YARN PREPARATION:- Raw silk or cotton yarns are degummed to remove natural sericin or impurities, making them soft and dye-absorbent. After cleaning, the yarns are wound onto bobbins or spindles, preparing them for the tying and dyeing process.
WARP TIE & DYE:– Warp yarns are stretched and marked according to the design chart. Threads are tied tightly with waterproof material (like rubber or plastic thread) to resist dye in certain areas. The yarns are dyed in stages, often requiring multiple ties and dyes for complex patterns. This creates the base color design on the warp
WEFT TIE & DYE:- This step is similar to the warp dyeing but done on the weft yarns (horizontal threads).

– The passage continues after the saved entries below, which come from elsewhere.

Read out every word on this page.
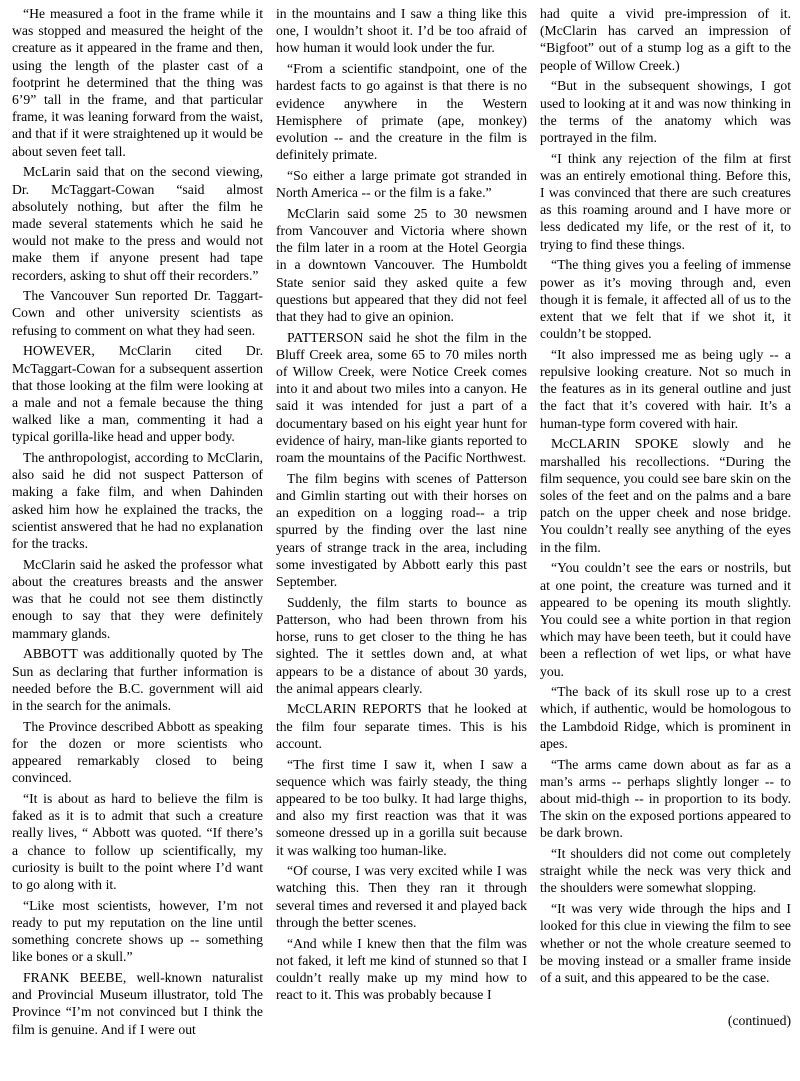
“He measured a foot in the frame while it was stopped and measured the height of the creature as it appeared in the frame and then, using the length of the plaster cast of a footprint he determined that the thing was 6’9” tall in the frame, and that particular frame, it was leaning forward from the waist, and that if it were straightened up it would be about seven feet tall.

McLarin said that on the second viewing, Dr. McTaggart-Cowan “said almost absolutely nothing, but after the film he made several statements which he said he would not make to the press and would not make them if anyone present had tape recorders, asking to shut off their recorders.”

The Vancouver Sun reported Dr. Taggart-Cown and other university scientists as refusing to comment on what they had seen.

HOWEVER, McClarin cited Dr. McTaggart-Cowan for a subsequent assertion that those looking at the film were looking at a male and not a female because the thing walked like a man, commenting it had a typical gorilla-like head and upper body.

The anthropologist, according to McClarin, also said he did not suspect Patterson of making a fake film, and when Dahinden asked him how he explained the tracks, the scientist answered that he had no explanation for the tracks.

McClarin said he asked the professor what about the creatures breasts and the answer was that he could not see them distinctly enough to say that they were definitely mammary glands.

ABBOTT was additionally quoted by The Sun as declaring that further information is needed before the B.C. government will aid in the search for the animals.

The Province described Abbott as speaking for the dozen or more scientists who appeared remarkably closed to being convinced.

“It is about as hard to believe the film is faked as it is to admit that such a creature really lives, “ Abbott was quoted. “If there’s a chance to follow up scientifically, my curiosity is built to the point where I’d want to go along with it.

“Like most scientists, however, I’m not ready to put my reputation on the line until something concrete shows up -- something like bones or a skull.”

FRANK BEEBE, well-known naturalist and Provincial Museum illustrator, told The Province “I’m not convinced but I think the film is genuine. And if I were out

in the mountains and I saw a thing like this one, I wouldn’t shoot it. I’d be too afraid of how human it would look under the fur.

“From a scientific standpoint, one of the hardest facts to go against is that there is no evidence anywhere in the Western Hemisphere of primate (ape, monkey) evolution -- and the creature in the film is definitely primate.

“So either a large primate got stranded in North America -- or the film is a fake.”

McClarin said some 25 to 30 newsmen from Vancouver and Victoria where shown the film later in a room at the Hotel Georgia in a downtown Vancouver. The Humboldt State senior said they asked quite a few questions but appeared that they did not feel that they had to give an opinion.

PATTERSON said he shot the film in the Bluff Creek area, some 65 to 70 miles north of Willow Creek, were Notice Creek comes into it and about two miles into a canyon. He said it was intended for just a part of a documentary based on his eight year hunt for evidence of hairy, man-like giants reported to roam the mountains of the Pacific Northwest.

The film begins with scenes of Patterson and Gimlin starting out with their horses on an expedition on a logging road-- a trip spurred by the finding over the last nine years of strange track in the area, including some investigated by Abbott early this past September.

Suddenly, the film starts to bounce as Patterson, who had been thrown from his horse, runs to get closer to the thing he has sighted. The it settles down and, at what appears to be a distance of about 30 yards, the animal appears clearly.

McCLARIN REPORTS that he looked at the film four separate times. This is his account.

“The first time I saw it, when I saw a sequence which was fairly steady, the thing appeared to be too bulky. It had large thighs, and also my first reaction was that it was someone dressed up in a gorilla suit because it was walking too human-like.

“Of course, I was very excited while I was watching this. Then they ran it through several times and reversed it and played back through the better scenes.

“And while I knew then that the film was not faked, it left me kind of stunned so that I couldn’t really make up my mind how to react to it. This was probably because I

had quite a vivid pre-impression of it. (McClarin has carved an impression of “Bigfoot” out of a stump log as a gift to the people of Willow Creek.)

“But in the subsequent showings, I got used to looking at it and was now thinking in the terms of the anatomy which was portrayed in the film.

“I think any rejection of the film at first was an entirely emotional thing. Before this, I was convinced that there are such creatures as this roaming around and I have more or less dedicated my life, or the rest of it, to trying to find these things.

“The thing gives you a feeling of immense power as it’s moving through and, even though it is female, it affected all of us to the extent that we felt that if we shot it, it couldn’t be stopped.

“It also impressed me as being ugly -- a repulsive looking creature. Not so much in the features as in its general outline and just the fact that it’s covered with hair. It’s a human-type form covered with hair.

McCLARIN SPOKE slowly and he marshalled his recollections. “During the film sequence, you could see bare skin on the soles of the feet and on the palms and a bare patch on the upper cheek and nose bridge. You couldn’t really see anything of the eyes in the film.

“You couldn’t see the ears or nostrils, but at one point, the creature was turned and it appeared to be opening its mouth slightly. You could see a white portion in that region which may have been teeth, but it could have been a reflection of wet lips, or what have you.

“The back of its skull rose up to a crest which, if authentic, would be homologous to the Lambdoid Ridge, which is prominent in apes.

“The arms came down about as far as a man’s arms -- perhaps slightly longer -- to about mid-thigh -- in proportion to its body. The skin on the exposed portions appeared to be dark brown.

“It shoulders did not come out completely straight while the neck was very thick and the shoulders were somewhat slopping.

“It was very wide through the hips and I looked for this clue in viewing the film to see whether or not the whole creature seemed to be moving instead or a smaller frame inside of a suit, and this appeared to be the case.

(continued)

Marking, tying, and dyeing are done with precision. Double Ikat sarees require both warp and weft yarns to be pre-dyed to align perfectly. It takes high skill to match the design during weaving.
Rewinding (Alignment):- Once dyed, yarns are dried and carefully unwound. The artisan then realigns the yarns to ensure the pattern falls correctly. This step is critical to avoid design distortion. The yarn is then rewound onto the loom beam in correct sequence.
Loom Setup:- The dyed warp threads are mounted onto the loom carefully. Thread tension, sequence, and positioning are all adjusted manually. The artisan checks alignment repeatedly to match the planned design. This sets the base for the weaving process.
Weaving:- Weaving is done by interlacing dyed warp and weft yarns. The design appears as the threads are woven together, matching the tied-dyed patterns. This is done slowly and manually, especially for double Ikat sarees. Skilled weavers adjust every thread to maintain precision.
Finishing:- The woven saree is removed from the loom and thoroughly washed to remove excess dye. It is then dried, ironed, and sometimes starched for crispness. Final quality checks are done to inspect the design alignment and color finish. The saree is now ready for sale.